Latest update : 2011-04-06

Central African Republic's former president Ange-Felix Patasse died Tuesday at the age of 74, just three months after making a final bid for president. Patasse, who first ascended to the presidency in 1993, was ousted in a 2003 coup.

AFP - Former Central African Republic president Ange-Felix Patasse, who after a long and chequered career was ousted in a 2003 coup, has died just months after making a last bid to run his impoverished country. He was 74.

Patasse's spokesman, Guy-Simplice Kodegue, told AFP Patasse died in Douala in Cameroon while on his way to Equatorial Guinea for medical treatment.

"President Patasse is dead. He died today (Tuesday) in a hospital in Douala," Kodegue said. "I don't know all the circumstances... for the moment I can only confirm the news of his death."

Patasse, who had diabetes and had been hospitalised for four days last month, was last month twice barred from leaving the Central African Republic for medical checkups but Kodegue said the government had finally permitted him to leave.

In the months before his death, Patasse had been at odds with the regime of President Francois Bozize over January presidential and parliamentary elections, which the opposition denounced as falsified.

Bozize was re-elected in the first round of the vote with 64 percent of the vote against Patasse's 21 percent.

First elected president in 1993 and re-elected in 1999, Patasse faced three army mutinies and two coup attempts before finally being ousted by Bozize in 2003.

Born in 1937 in the northern town of Paoua near the border with Chad, Patasse, like Bozize, went to the then colonial power France for studies.

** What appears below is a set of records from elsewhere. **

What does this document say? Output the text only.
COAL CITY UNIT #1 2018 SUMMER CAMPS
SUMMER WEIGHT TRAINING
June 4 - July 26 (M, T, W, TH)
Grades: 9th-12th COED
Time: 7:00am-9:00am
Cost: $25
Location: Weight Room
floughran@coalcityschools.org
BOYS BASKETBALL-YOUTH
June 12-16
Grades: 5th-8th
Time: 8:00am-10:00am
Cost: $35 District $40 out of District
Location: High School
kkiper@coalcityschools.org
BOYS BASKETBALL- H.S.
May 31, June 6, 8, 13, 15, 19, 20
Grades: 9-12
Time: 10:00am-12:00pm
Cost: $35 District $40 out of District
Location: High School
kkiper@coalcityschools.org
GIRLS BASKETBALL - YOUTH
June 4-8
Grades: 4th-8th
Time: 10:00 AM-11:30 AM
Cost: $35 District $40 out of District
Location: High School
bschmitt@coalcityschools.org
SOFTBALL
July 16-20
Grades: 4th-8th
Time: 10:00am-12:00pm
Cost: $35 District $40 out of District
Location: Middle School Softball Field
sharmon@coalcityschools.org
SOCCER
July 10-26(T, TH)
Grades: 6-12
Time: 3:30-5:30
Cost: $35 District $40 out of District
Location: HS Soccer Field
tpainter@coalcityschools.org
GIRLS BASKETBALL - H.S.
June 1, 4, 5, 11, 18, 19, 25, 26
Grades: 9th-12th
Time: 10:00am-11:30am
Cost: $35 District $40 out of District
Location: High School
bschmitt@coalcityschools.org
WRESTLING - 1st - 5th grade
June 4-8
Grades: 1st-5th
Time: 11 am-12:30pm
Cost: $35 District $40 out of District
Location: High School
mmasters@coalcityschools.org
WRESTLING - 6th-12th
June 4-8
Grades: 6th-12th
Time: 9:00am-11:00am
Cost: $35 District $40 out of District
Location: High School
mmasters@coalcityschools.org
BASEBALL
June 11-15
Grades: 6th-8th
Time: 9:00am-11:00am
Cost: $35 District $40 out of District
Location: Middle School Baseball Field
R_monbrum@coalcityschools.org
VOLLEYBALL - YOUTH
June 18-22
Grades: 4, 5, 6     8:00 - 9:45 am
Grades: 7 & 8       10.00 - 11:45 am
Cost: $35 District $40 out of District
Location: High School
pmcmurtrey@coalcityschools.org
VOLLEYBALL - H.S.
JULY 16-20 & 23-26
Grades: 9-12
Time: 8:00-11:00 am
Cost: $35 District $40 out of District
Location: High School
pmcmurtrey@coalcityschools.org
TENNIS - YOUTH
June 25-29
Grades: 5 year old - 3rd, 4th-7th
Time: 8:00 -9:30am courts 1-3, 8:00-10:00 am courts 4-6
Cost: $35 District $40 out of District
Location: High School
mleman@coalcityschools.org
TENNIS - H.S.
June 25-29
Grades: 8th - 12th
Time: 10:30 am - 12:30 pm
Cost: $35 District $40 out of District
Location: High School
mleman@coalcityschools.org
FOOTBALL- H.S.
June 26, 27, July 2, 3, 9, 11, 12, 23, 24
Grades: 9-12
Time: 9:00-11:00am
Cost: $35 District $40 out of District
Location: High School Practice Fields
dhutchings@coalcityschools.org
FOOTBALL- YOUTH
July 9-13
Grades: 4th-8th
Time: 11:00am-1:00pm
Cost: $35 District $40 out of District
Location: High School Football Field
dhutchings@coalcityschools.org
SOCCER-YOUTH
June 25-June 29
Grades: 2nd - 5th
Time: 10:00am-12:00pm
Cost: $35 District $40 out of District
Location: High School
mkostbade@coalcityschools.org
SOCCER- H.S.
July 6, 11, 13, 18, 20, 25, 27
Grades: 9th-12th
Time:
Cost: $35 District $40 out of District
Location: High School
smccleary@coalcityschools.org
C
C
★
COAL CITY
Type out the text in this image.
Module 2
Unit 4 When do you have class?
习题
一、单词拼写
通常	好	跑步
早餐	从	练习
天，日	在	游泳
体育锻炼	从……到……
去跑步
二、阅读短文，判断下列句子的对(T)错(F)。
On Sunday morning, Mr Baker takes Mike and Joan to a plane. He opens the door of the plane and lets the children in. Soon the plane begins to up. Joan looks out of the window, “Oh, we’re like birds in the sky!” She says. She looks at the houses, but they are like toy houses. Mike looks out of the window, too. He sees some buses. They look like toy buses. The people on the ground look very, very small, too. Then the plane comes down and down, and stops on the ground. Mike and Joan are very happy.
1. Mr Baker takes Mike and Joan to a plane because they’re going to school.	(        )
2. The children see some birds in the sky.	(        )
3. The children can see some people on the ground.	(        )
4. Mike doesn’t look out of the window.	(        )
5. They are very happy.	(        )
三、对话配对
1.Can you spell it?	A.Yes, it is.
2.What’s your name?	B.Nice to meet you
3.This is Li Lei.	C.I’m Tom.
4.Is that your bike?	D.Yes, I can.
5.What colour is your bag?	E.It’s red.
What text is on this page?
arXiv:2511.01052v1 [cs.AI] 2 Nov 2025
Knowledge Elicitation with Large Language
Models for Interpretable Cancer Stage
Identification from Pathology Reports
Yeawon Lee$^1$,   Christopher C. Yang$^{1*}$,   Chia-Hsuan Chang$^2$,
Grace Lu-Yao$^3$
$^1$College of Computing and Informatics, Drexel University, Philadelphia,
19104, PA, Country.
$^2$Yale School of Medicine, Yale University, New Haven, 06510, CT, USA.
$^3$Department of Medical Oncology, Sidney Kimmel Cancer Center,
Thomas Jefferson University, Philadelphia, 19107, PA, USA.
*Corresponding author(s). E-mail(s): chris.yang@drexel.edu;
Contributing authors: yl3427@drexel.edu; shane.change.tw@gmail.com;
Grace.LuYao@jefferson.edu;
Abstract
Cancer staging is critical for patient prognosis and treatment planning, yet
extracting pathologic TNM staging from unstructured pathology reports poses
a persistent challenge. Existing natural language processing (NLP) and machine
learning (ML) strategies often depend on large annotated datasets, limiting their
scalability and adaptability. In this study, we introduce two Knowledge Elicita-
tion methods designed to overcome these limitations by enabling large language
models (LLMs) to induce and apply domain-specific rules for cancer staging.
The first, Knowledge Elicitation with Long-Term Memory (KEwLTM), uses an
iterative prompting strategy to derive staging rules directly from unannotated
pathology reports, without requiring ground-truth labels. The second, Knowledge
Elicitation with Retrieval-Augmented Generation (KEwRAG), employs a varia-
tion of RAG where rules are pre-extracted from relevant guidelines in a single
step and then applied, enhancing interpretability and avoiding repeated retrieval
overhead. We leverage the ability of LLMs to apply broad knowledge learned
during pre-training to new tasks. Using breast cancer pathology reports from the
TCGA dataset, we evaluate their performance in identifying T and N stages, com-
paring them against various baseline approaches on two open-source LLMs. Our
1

He then held several government posts in agriculture in the Central African Republic before a short stint as prime minister in 1976 under the notorious self-declared emperor Jean-Bedel Bokassa.

Bokassa, who was known as "The Cannibal" and was accused of having his political rivals cooked and served to visiting foreign dignitaries, was toppled in a French-backed coup in 1979 led by David Dacko. He had ruled since independence in 1960.

Patasse spent a year in jail before going into exile for the 1980s in Togo and in France after being accused of trying to overthrow the government led by Andre Kolingba, who ousted Dacko after just two years in office.

He returned home in 1992 and a year later beat both Kolingba and Dacko to become president of the country, most of whose 4.5 million residents live in extreme poverty despite the landlocked country's wealth of minerals including gold, diamonds and uranium.

Patasse suppressed three army mutinies, sparked by the government's failure to pay its soldiers, in 1996 and 1997 with the aid of French troops.

But he was finally ousted in a coup by Bozize, his former army chief, and forced into exile in Togo. While in exile he was convicted in absentia and sentenced to 20 years hard labour.

In 2008 Patasse announced he was recognising his "little brother Francois Bozize" as president and in October 2009 he finally returned to Bangui from Togo.

He registered as a candidate for the January vote and came second despite his frail health making him unable to campaign.